If we didn't specify Dataset then the tables would be written to a temporary in-ram database attached to logica_test
alias.
Your original program complains that db.Person is undefined, which is true.
Let me know if you have further questions!
re: postgres, I did what you said and it works :+1:
from logica.common import logica_lib
from sqlalchemy import create_engine
engine = create_engine('postgresql+psycopg2://postgres:somepwd@localhost', pool_recycle=3600)
connection = engine.connect()
result = logica_lib.RunPredicateToPandas(
'/home/rajiv/Documents/dev/python/mercylog/logica/primes_postgresql.l',
'Prime',
connection=connection)
print(result)
It was a simple change of just adding connection
to RunPredicateToPandas
def RunPredicateToPandas(filename, predicate,
user_flags=None, import_root=None, connection=None):
p = GetProgramOrExit(filename, user_flags=user_flags,
import_root=import_root)
sql = p.FormattedPredicateSql(predicate)
engine = p.annotations.Engine()
return RunQueryPandas(sql, engine, connection)
The one thing I found odd is that I had to install psycopg2
with pip in my virtual environment. I just skimmed through my notebook of logica on postgres and I don't see me installing it. Small thing but thought I'd share.
@Dataset
specifies schema to be used as a default for@Ground
, which connects predicates to concrete tables. ..
wow, Ground
is elegant :).
I think I may have a different mental map of databases so just wanted to clarify that first.
In postgres
for e.g., I think of referring to a table as db.schema.table
where db
is another database(
https://chartio.com/resources/tutorials/how-to-list-databases-and-tables-in-postgresql-using-psql/#listing-databases) within the same database server. I see a schema as something like a namespace.
In the e.g. above from chartio, the database is sales
, the schema is public
and the table is leads
. If you don't specify a table, the default schema is public
but I could have another schema with the CREATE SCHEMA
command.
I think SQLite has no schema concept and maybe what you are referring to maps more to SQLite(and BigQuery?)
@RAbraham , oh I see. Then I think I didn't use the word "schema" correctly in my last reply.
Yes, it appears that in SQLite schema and database are synonyms while in PostgreSQL they are not. But I am not 100% sure :-)
Logica compiler builds SQL as a string. So the @Dataset
just specifies the prefix that through dot gets appended to the table name corresponding to the predicate. So it could be called differently depending on the terminology of the backend engine used.
Hope this helps and at least it's clear how to use it :-) Let me know!
Great to hear it works with PostgreSQL. I think CoLab has psycopg2, so we didn't have to install it there. I think it's OK for the user to install it if they want to use psql connection.

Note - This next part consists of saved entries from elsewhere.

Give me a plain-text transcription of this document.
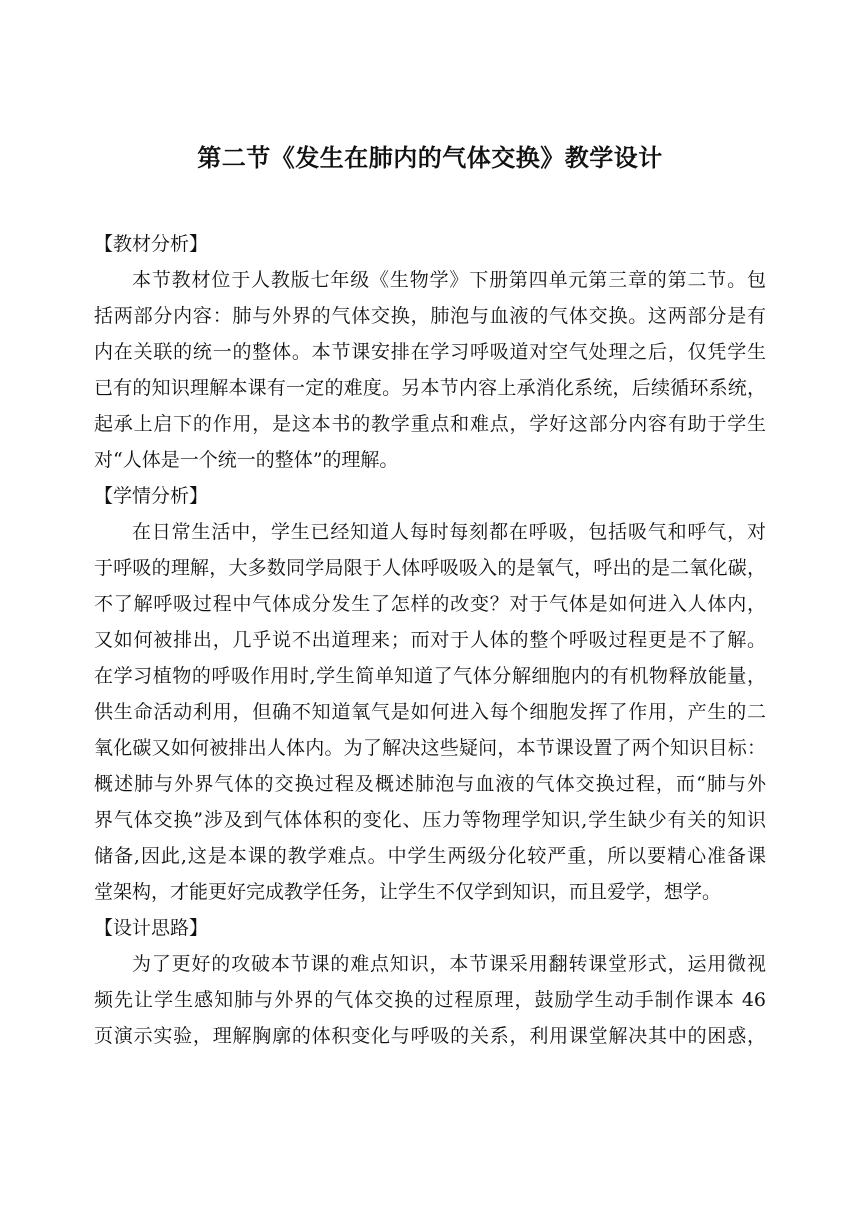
第二节《发生在肺内的气体交换》教学设计
【教材分析】
本节教材位于人教版七年级《生物学》下册第四单元第三章的第二节。包
括两部分内容：肺与外界的气体交换，肺泡与血液的气体交换。这两部分是有
内在关联的统一的整体。本节课安排在学习呼吸道对空气处理之后，仅凭学生
已有的知识理解本课有一定的难度。另本节内容上承消化系统，后续循环系统，
起承上启下的作用，是这本书的教学重点和难点，学好这部分内容有助于学生
对“人体是一个统一的整体”的理解。
【学情分析】
在日常生活中，学生已经知道人每时每刻都在呼吸，包括吸气和呼气，对
于呼吸的理解，大多数同学局限于人体呼吸吸入的是氧气，呼出的是二氧化碳，
不了解呼吸过程中气体成分发生了怎样的改变？对于气体是如何进入人体内，
又如何被排出，几乎说不出道理来；而对于人体的整个呼吸过程更是不了解。
在学习植物的呼吸作用时,学生简单知道了气体分解细胞内的有机物释放能量，
供生命活动利用，但确不知道氧气是如何进入每个细胞发挥了作用，产生的二
氧化碳又如何被排出人体内。为了解决这些疑问，本节课设置了两个知识目标：
概述肺与外界气体的交换过程及概述肺泡与血液的气体交换过程，而“肺与外
界气体交换”涉及到气体体积的变化、压力等物理学知识,学生缺少有关的知识
储备,因此,这是本课的教学难点。中学生两级分化较严重，所以要精心准备课
堂架构，才能更好完成教学任务，让学生不仅学到知识，而且爱学，想学。
【设计思路】
为了更好的攻破本节课的难点知识，本节课采用翻转课堂形式，运用微视
频先让学生感知肺与外界的气体交换的过程原理，鼓励学生动手制作课本 46
页演示实验，理解胸廓的体积变化与呼吸的关系，利用课堂解决其中的困惑，
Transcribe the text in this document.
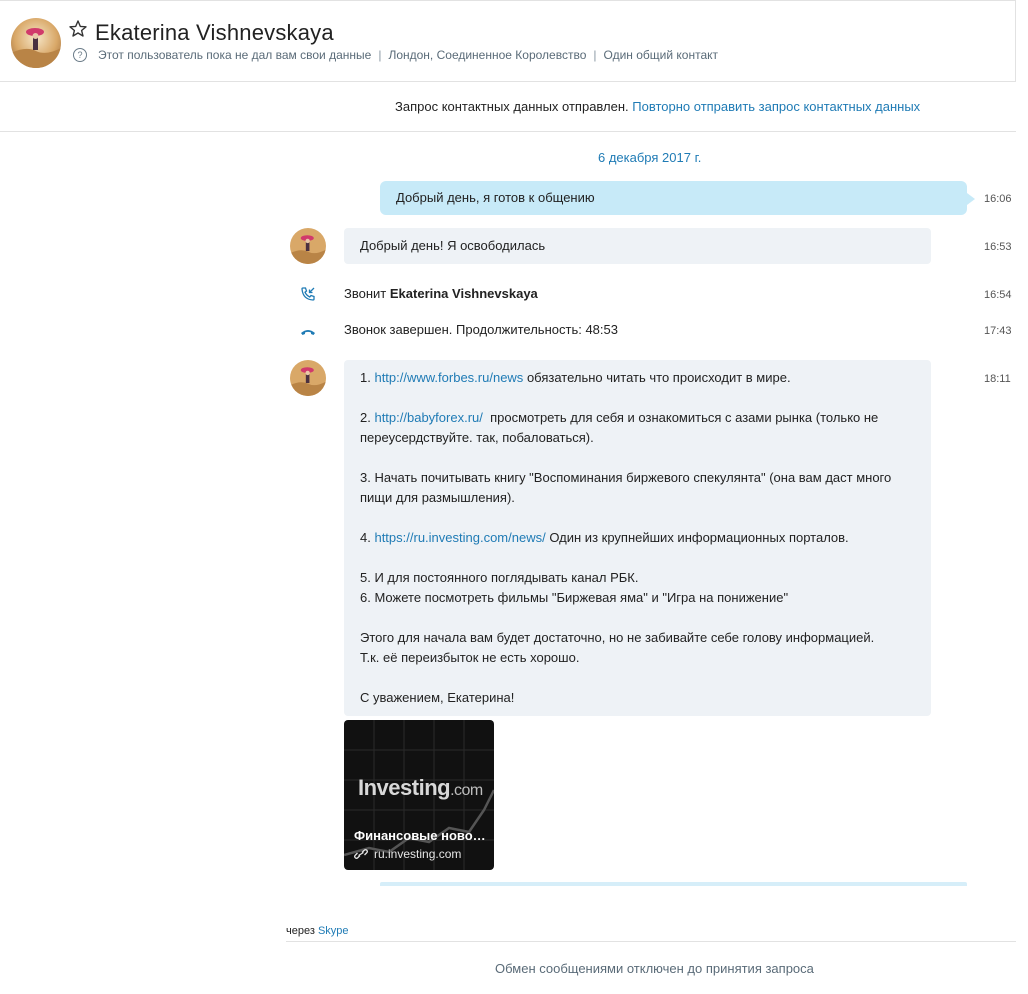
Ekaterina Vishnevskaya
?	Этот пользователь пока не дал вам свои данные | Лондон, Соединенное Королевство | Один общий контакт
Запрос контактных данных отправлен. Повторно отправить запрос контактных данных
6 декабря 2017 г.
Добрый день, я готов к общению	16:06
Добрый день! Я освободилась	16:53
Звонит Ekaterina Vishnevskaya	16:54
Звонок завершен. Продолжительность: 48:53	17:43
1. http://www.forbes.ru/news обязательно читать что происходит в мире.
2. http://babyforex.ru/ просмотреть для себя и ознакомиться с азами рынка (только не
переусердствуйте. так, побаловаться).
3. Начать почитывать книгу "Воспоминания биржевого спекулянта" (она вам даст много
пищи для размышления).
4. https://ru.investing.com/news/ Один из крупнейших информационных порталов.
5. И для постоянного поглядывать канал РБК.
6. Можете посмотреть фильмы "Биржевая яма" и "Игра на понижение"
Этого для начала вам будет достаточно, но не забивайте себе голову информацией.
Т.к. её переизбыток не есть хорошо.
С уважением, Екатерина!
18:11
Investing.com
Финансовые ново…
ru.investing.com
через Skype
Обмен сообщениями отключен до принятия запроса
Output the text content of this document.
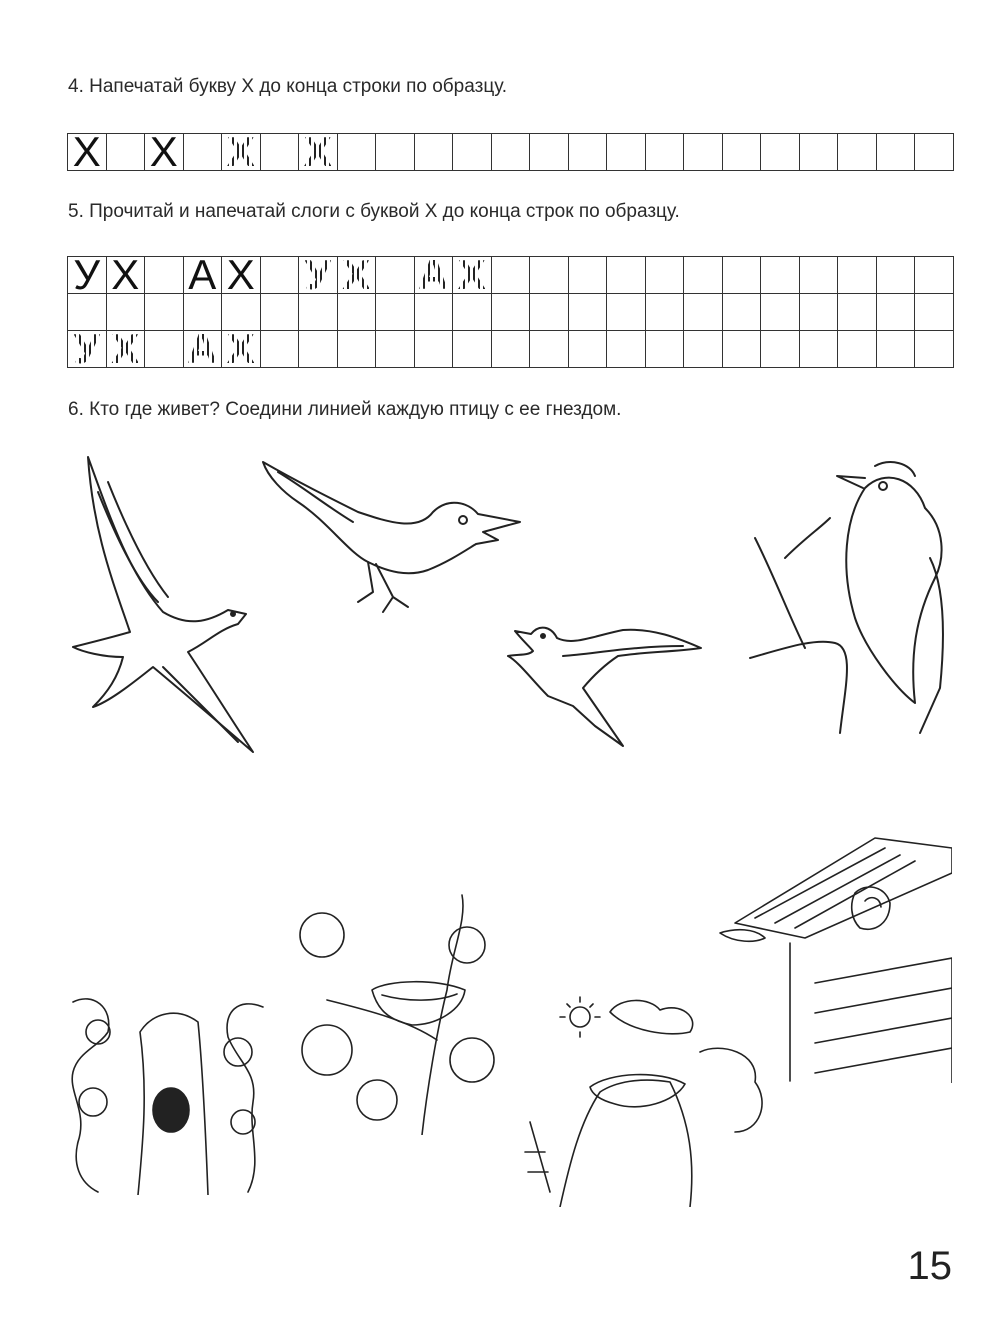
4. Напечатай букву Х до конца строки по образцу.
Х Х Х Х
5. Прочитай и напечатай слоги с буквой Х до конца строк по образцу.
У Х А Х У Х А Х
У Х А Х
6. Кто где живет? Соедини линией каждую птицу с ее гнездом.
15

Logica on it's own has no dependencies, which helps with maintenance.
If you happen to have a chance to send a pull request with your change enabling PSQL and your example of using it (which could have a comment on what needs to be installed) in the examples/more folder, I'd appreciate it!
Thank you!
re: prefix append, nice. reminds me of the Law of Demeter but for network paths :)
PR: https://github.com/EvgSkv/logica/pull/204 lmk
Law of Demeter is an interesting analogy. :-) Merged the PR. Thank you!